A viral suicide epidemic is quickly overtaking the entire world. It's called Lemming Syndrome, and the only cure is... weird, Japanoise music?
Sounds strange, but it's the stuff M. Night Shyamalan could only dream of.
“Eli Eli Lema Sabachtani?” stars the boundless Tadanobu Asano who is able to play a sadistic psycho killer in one movie and a reserved samurai in the next. The movie follows two band mates of a fictional avant-garde rock duo whose music somehow is protecting their health from some weird infection that is making everyone snap and kill themselves unexpectedly. The virus infiltrates your body and makes your brain think it needs to self-destruct. A rich dude’s granddaughter gets the virus and he finds out about the band and wants them to heal her.
All this “plot” description is really unnecessary though. It’s the atmosphere, the music, and the visuals that are what set this film apart from all the other weird movies coming out of Japan.
The mood is in constant flux - or maybe in the same sense it's always on one ambiguous note, like a Lynch film. There's really no saying. It doesn't allow you to put your finger on it. One scene feels like an old mystery film, the next is like a youtube video an experimental artist posted. How it refuses to even come close to genre distinction is part of what makes it incomparably beautiful.
The music is something I’ve been listening to on and off for a while now. In brief, it’s noise. Some musicians say the noise acts as the subconscious of society and a kind of pre-cursor to the future as a whole. Either way, it’s something you’d feel embarrassed about if anyone walked in on you intentionally listening to. In this context though, it’s more beautiful than it ever could be sitting in your basement, listening to on its own. I think this is because it’s the kind of art that requires ease in its welcoming – otherwise you’re just going to poop your pants from how terrifying it sounds. But if this film doesn’t make the noise music scene seem appealing to you, probably nothing will. It’s beautiful because you get to watch someone sit down and run a bow over a piece of metal that is somehow connected to a guitar amp through three effect pedals, producing something so manipulated yet organic - so natural yet unnatural to the human ear.
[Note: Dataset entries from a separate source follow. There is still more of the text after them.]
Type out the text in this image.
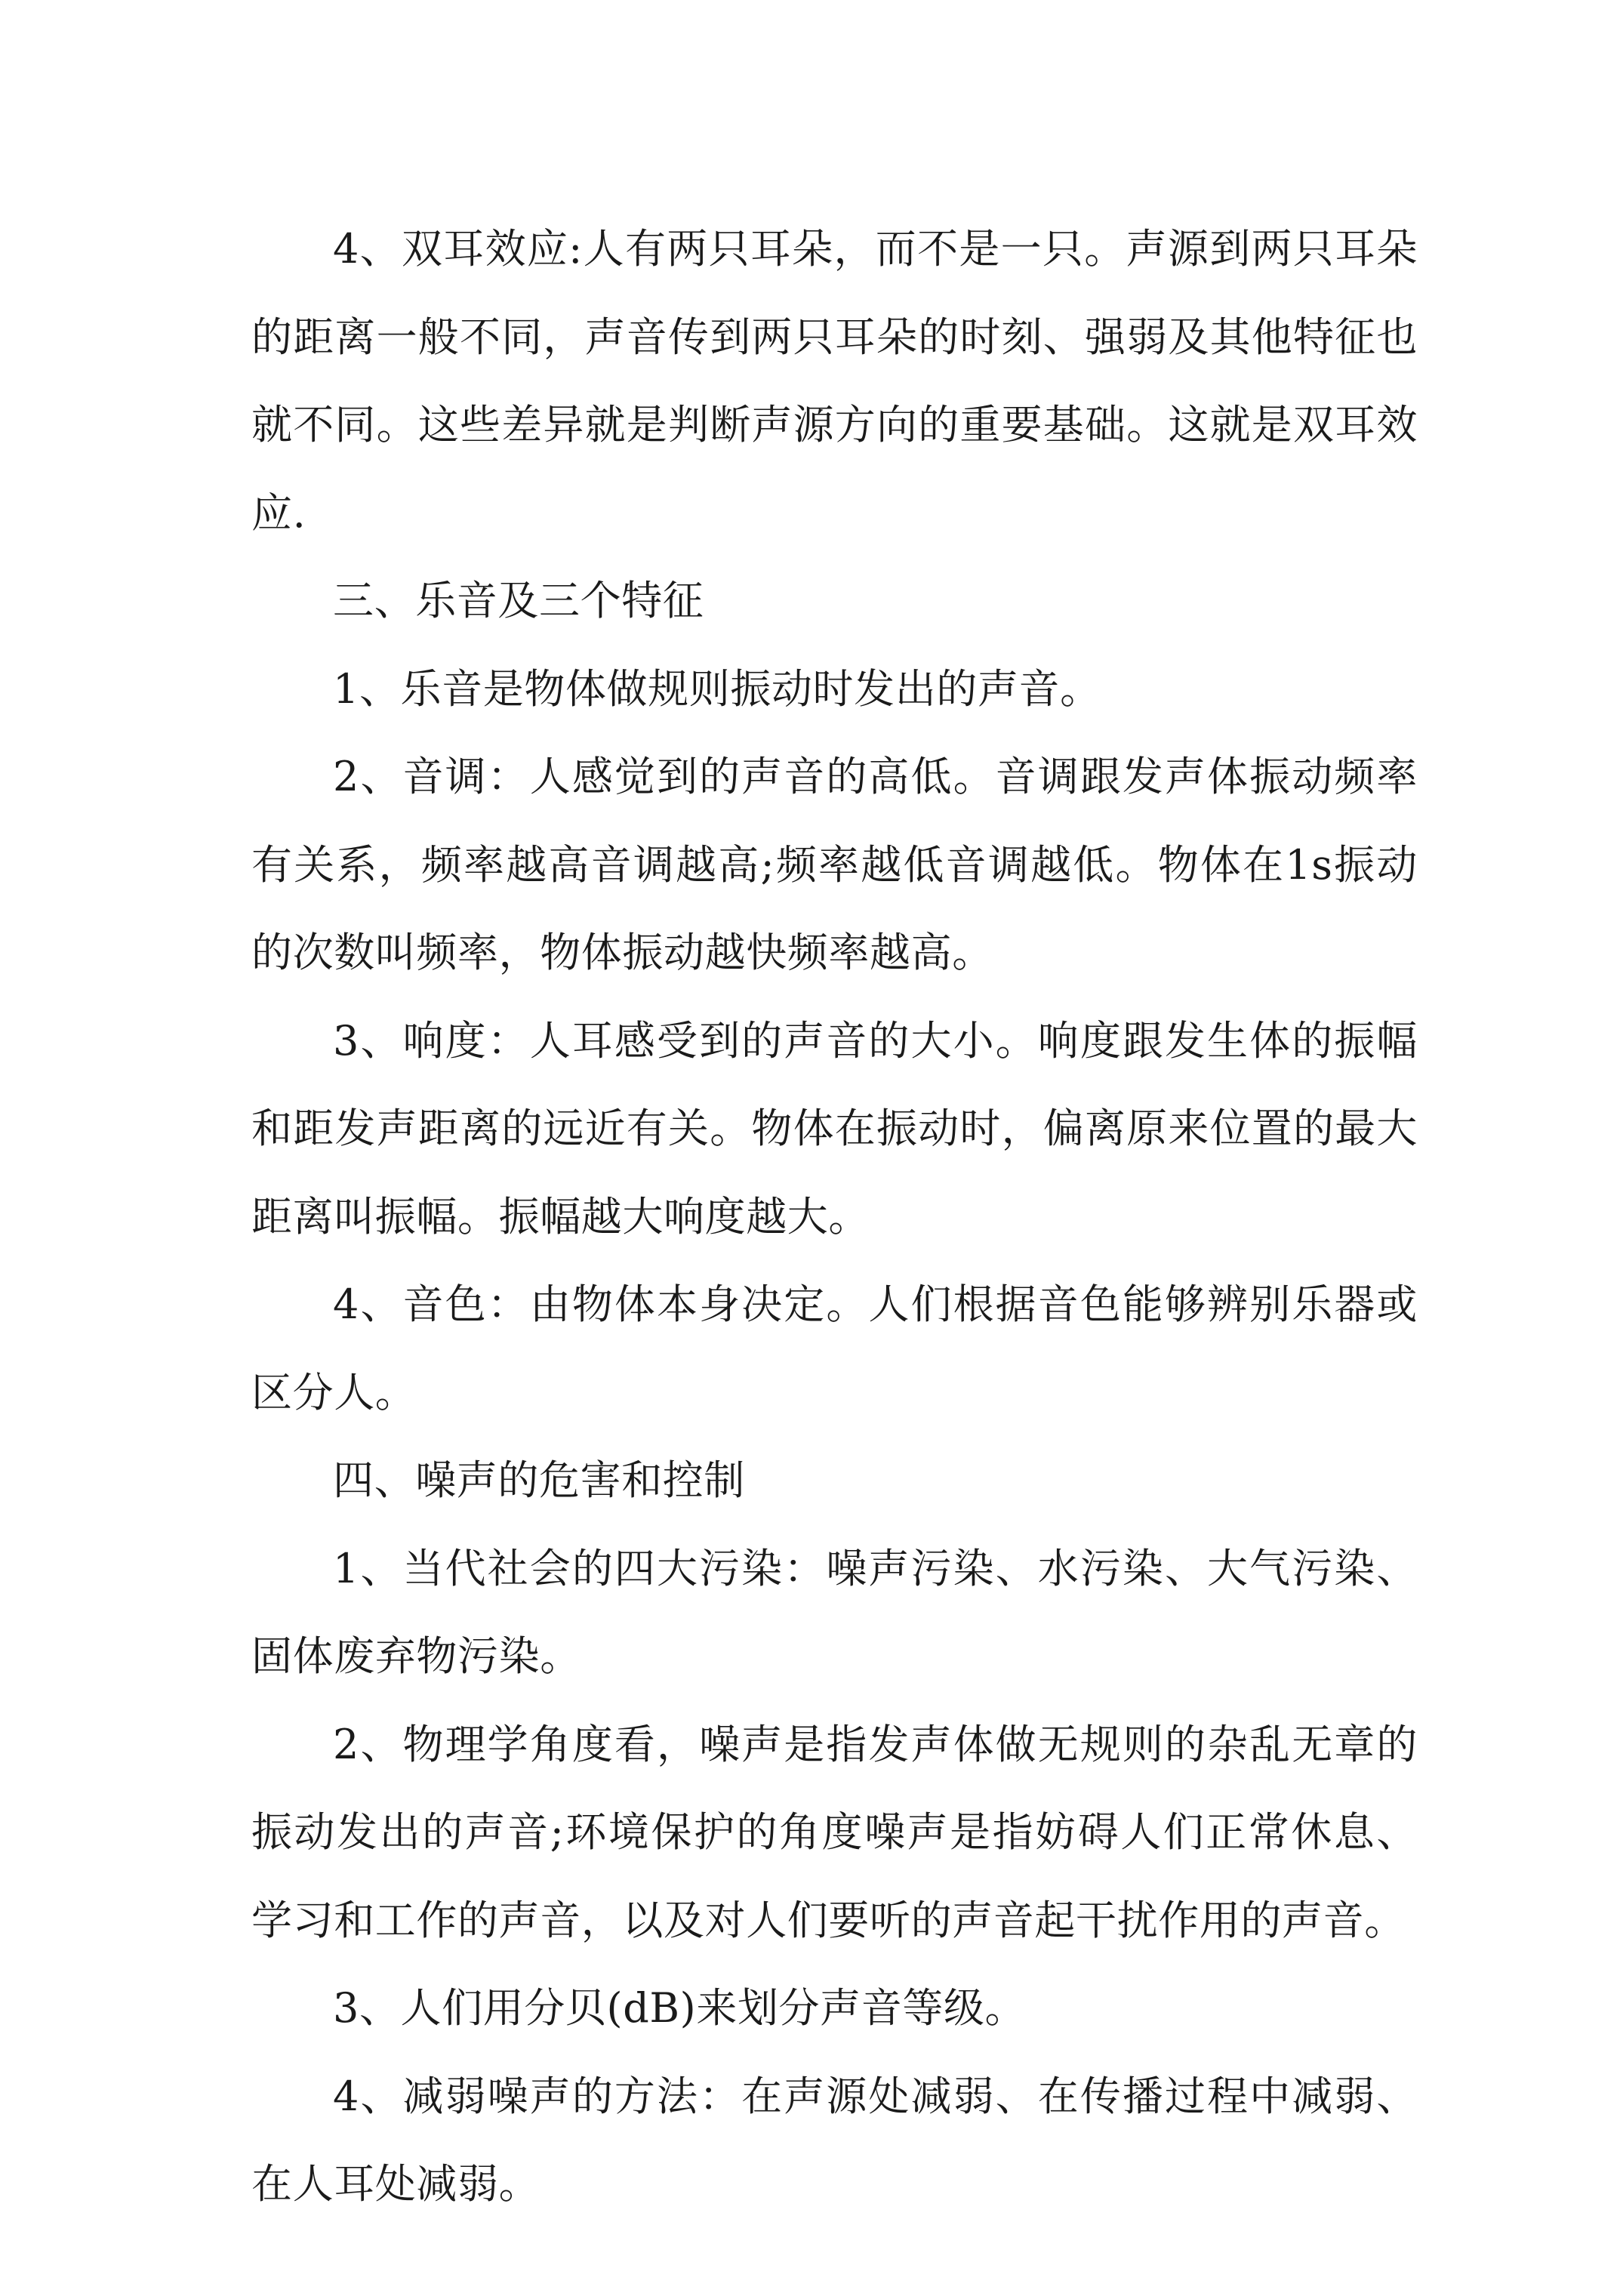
4、双耳效应:人有两只耳朵，而不是一只。声源到两只耳朵的距离一般不同，声音传到两只耳朵的时刻、强弱及其他特征也就不同。这些差异就是判断声源方向的重要基础。这就是双耳效应.

三、乐音及三个特征

1、乐音是物体做规则振动时发出的声音。

2、音调：人感觉到的声音的高低。音调跟发声体振动频率有关系，频率越高音调越高;频率越低音调越低。物体在1s振动的次数叫频率，物体振动越快频率越高。

3、响度：人耳感受到的声音的大小。响度跟发生体的振幅和距发声距离的远近有关。物体在振动时，偏离原来位置的最大距离叫振幅。振幅越大响度越大。

4、音色：由物体本身决定。人们根据音色能够辨别乐器或区分人。

四、噪声的危害和控制

1、当代社会的四大污染：噪声污染、水污染、大气污染、固体废弃物污染。

2、物理学角度看，噪声是指发声体做无规则的杂乱无章的振动发出的声音;环境保护的角度噪声是指妨碍人们正常休息、学习和工作的声音，以及对人们要听的声音起干扰作用的声音。

3、人们用分贝(dB)来划分声音等级。

4、减弱噪声的方法：在声源处减弱、在传播过程中减弱、在人耳处减弱。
You get to see that there actually is method in their madness.
The visuals are minimal; they comfortably contrast the harsh noise and make the experience well rounded, somehow. The shots are always open, welcoming all the space that can fit within the frame. It really feels like there’s freedom in the whole film, in every way.
If the movie fails to convince you of the magic of noise, it’s the very end of the movie that should reward your patience and tolerance. The last few minutes float in utter, much-deserved silence.
It shows that my boy Frankie Valli was onto something, silence is golden, and through noise we can come to appreciate whatever silence we can get nowadays. If not to listen for the noise, listen for the silence, in that sense it’s immensely rewarding.